I lost my Dad, a year ago today. It does not seem possible that an entire year has passed. Yet, time seems to have that magical characteristic of standing still at the moment. Then as the moments meld together the minutes become hours, then days, weeks, months and years.Shortly after his death, I posted my thoughts about him, which I have re-posted on this version of Messenger and Advocate. I’ve re-created it as a permanent page, above, where it will remain in perpetuity.
As I’ve reflected on this one year anniversary of his death, I’ve wondered what profound insights I might post. I’m not sure I have anything profound to say, that I didn’t already try to express in my original post about him. I am still influenced for the good by him and his example. I still think of him–probably daily. I still miss him a great deal. Yet, I still believe there will come a time and a place where again we will meet, and enjoy each other’s company as a family.
As I was reading in Bushman’s Rough Stone Rolling this morning, I was particularly struck by this passage, as it made me think of Dad, and our entire family–all families actually:
And that same sociality which exists among us here will exist among us there, only it will be coupled with eternal glory, which glory we do not now enjoy.
Of course this is also found in D&C 130:2. I think it natural to project forward to a time of re-unification with departed loved ones. But, I also think it is important to reflect as well on the here and the now. Life does go forward, and I have taken some time at this anniversary to reflect on my own life, where I am, where I would like to be, and my Dad’s influence on all those areas of reflection.
I feel now, as I did a year ago, the best I can do is to grasp and try to live the most basic of the Gospel principles: Faith, Repentence, Baptism, and Gift of the Holy Ghost.
Faith–I continue on a daily basis to hope for things which are not seen, but, which are true.

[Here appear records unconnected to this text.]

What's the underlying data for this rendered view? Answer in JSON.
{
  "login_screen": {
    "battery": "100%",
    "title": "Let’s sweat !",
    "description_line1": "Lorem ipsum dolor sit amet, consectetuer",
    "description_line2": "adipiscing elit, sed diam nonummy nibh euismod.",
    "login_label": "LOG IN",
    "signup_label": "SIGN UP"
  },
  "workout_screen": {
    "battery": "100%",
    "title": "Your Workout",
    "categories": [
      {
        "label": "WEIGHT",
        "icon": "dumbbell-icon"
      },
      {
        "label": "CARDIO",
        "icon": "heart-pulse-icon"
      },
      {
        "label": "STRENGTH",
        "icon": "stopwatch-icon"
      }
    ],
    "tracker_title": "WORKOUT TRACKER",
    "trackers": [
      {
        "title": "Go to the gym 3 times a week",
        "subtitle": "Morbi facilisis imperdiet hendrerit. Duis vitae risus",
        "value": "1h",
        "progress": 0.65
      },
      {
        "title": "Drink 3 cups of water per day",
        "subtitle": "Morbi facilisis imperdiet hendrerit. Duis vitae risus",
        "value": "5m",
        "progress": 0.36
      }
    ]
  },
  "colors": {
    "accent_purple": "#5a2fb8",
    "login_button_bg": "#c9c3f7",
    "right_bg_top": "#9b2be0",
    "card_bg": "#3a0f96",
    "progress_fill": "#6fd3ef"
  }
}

As I don’t have a perfect knowledge of very much in this life, this is a pretty wide open area for me, and one in which I continue to strive and struggle every minute of every day.
Repentance–Again, an area with which I seem to gain a greater familiarity, every day. The opportunity of repentence during mortality’s probation is a great gift, of which I am extremely grateful, yet about which I understand little. The Atonement which bore the fruit of repentence is at times just beyond my comprehension.
Baptism–Coupled with Faith and Repentence is again something through the Atonement I am able to experience weekly as I partake of the Sacrament of the Lord’s Supper. Though certainly I am not physically baptized each week, I can if I want, participate in an ordinance that mirrors those baptismal covenants.
Gift of the Holy Ghost–Another incredible principle about which I think I am only beginning to scratch the surface. There are times during which I have with as much certainty as mortality allows felt this gift. Attendance at and participation in the Temple seems to coincide nicely with experiencing the Spirit. While I don’t understand all the mechanics about how it works or why, I am convinced that each of us is entitled to received all light, truth, and knowledge through the whisperings of this spirit. This, I believe was impressed upon my Dad’s mind the last several years of his life, as he served as a Temple worker. So much to learn and live–so little time.
As I expressed a year ago, I remain grateful for a life well lived, and examples well taught, as I try to go and do likewise.